= Centre for Cross-Cultural Research on Women =

Research centre based in England

The Centre for Cross-Cultural Research on Women (CCCRW) was established to advance research on women internationally. Prior to the centre being officially created seminars were started in 1972 by academic women (mainly anthropologists) presenting research on women and in particular the universal inferior status of women. This was at the time when the feminist movement was active and the seminars attracted large audiences in what was still male dominated Oxford. It was felt that anthropologists were not looking at research questions such as the place and role of women in society as well as the feminist issues raised from those questions. The centre gave opportunity and space for women researchers to present their findings in public. These seminars have continued weekly every term since 1972 as detailed below. From presenting early papers at the Centre many of the participants have gone onto senior posts in academia and beyond. The founding Director of CCCRW was Shirley Ardener.

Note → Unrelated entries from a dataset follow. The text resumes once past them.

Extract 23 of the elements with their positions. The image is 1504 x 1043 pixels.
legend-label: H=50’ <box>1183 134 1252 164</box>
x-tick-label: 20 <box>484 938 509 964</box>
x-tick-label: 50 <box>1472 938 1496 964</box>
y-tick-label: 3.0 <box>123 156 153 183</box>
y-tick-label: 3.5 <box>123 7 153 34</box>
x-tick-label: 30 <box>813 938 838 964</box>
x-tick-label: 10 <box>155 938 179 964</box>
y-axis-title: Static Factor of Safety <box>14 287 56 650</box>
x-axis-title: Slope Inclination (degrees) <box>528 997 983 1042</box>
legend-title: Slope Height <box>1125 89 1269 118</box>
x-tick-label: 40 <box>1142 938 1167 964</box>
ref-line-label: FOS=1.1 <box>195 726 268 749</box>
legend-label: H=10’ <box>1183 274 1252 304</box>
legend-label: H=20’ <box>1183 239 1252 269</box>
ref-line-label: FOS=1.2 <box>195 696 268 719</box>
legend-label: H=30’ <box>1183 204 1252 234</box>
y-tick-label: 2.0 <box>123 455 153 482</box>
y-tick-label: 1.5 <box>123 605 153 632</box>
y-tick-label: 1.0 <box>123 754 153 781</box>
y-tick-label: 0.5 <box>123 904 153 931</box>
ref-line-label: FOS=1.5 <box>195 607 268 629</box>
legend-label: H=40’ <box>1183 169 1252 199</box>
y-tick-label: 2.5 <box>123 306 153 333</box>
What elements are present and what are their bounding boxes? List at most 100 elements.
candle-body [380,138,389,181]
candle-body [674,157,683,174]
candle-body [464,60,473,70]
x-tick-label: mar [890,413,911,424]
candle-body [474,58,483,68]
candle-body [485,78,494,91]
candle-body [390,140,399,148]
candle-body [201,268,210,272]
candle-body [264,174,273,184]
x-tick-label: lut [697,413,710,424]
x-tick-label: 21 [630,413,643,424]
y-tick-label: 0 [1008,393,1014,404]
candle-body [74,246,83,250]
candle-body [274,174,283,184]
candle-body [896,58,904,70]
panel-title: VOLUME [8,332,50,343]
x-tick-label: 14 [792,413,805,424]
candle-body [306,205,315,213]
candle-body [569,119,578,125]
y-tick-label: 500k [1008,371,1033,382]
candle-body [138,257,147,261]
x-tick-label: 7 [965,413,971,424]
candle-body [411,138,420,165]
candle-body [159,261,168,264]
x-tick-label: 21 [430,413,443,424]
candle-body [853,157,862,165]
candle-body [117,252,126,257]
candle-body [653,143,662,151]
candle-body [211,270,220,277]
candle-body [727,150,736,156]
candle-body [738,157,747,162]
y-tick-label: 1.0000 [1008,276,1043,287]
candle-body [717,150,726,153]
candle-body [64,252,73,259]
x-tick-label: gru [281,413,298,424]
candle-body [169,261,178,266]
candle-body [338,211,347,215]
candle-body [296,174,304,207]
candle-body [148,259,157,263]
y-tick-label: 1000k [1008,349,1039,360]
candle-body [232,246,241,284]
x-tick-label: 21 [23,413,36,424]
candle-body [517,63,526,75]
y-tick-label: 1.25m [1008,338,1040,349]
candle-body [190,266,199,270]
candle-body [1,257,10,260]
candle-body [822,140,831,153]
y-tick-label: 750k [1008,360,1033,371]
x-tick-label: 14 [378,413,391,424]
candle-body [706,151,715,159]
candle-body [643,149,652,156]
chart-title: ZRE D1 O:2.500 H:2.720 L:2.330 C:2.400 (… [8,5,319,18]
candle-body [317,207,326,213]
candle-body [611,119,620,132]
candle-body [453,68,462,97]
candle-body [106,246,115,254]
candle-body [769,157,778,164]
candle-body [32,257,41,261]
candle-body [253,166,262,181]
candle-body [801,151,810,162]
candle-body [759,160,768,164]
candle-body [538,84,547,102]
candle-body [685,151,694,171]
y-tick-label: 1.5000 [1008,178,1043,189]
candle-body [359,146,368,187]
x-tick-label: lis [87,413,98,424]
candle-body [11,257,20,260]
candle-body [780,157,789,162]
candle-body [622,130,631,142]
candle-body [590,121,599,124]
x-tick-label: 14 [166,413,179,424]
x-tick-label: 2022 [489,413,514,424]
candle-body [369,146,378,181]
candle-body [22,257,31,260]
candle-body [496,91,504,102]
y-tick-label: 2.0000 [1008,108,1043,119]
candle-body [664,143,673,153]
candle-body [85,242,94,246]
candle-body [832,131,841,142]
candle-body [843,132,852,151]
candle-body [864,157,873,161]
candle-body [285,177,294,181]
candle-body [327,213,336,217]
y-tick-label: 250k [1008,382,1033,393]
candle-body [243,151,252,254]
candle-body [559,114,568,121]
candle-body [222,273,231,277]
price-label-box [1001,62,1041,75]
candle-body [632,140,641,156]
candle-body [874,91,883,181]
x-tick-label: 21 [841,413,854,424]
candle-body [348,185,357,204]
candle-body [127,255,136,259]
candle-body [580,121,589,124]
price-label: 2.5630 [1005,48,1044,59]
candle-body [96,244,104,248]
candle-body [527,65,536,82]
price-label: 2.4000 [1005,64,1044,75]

In 1983 the CCCRW was formally established at Queen Elizabeth House, the University of Oxford’s International Development Centre. QEH had been the venue for most of the seminars from 1972. Members felt that a public event should mark the beginning of the newly formed Centre and in 1984 the first Commemorative Lecture in celebration of pioneering women anthropologists was given. This was in honour of Phyllis Kaberry with two other women anthropologists, Barbara Ward and Audrey Richards, also being commemorated. Details of the lectures from 1984 are given below.

Visiting Fellows formed an important part of the Centre’s programme since its inception. Fellows had their own research plans and follow individualised research or study programmes, with appointed facilitators according to their research needs. They attended seminars, lectures and workshops, and these provide useful opportunities for cross-cultural exchange of research ideas. Fellows were fully integrated into the social activities of the Centre and QEH more generally. They visited the Centre for up to one academic year or for as little as a month, depending on available funding and research time. Issues researched broadly concern with gender, culture and development. The Centre has had over 100 Visiting Fellows.

Also included in its activities are workshops and conferences, which resulted in many publications (there was a monograph series first with Berg then Berghahn Books). The topics discussed in seminars since its beginning is very varied with relevance to everyday life in many countries and cultures.

In 2002 the name was changed to the International Gender Studies Centre. The IGS website summarises much of this history but never mentions the former name.

In July 2011, IGS/CCCRW ended its long association with Queen Elizabeth House and moved to Lady Margaret Hall (LMH). It closed in October 2019.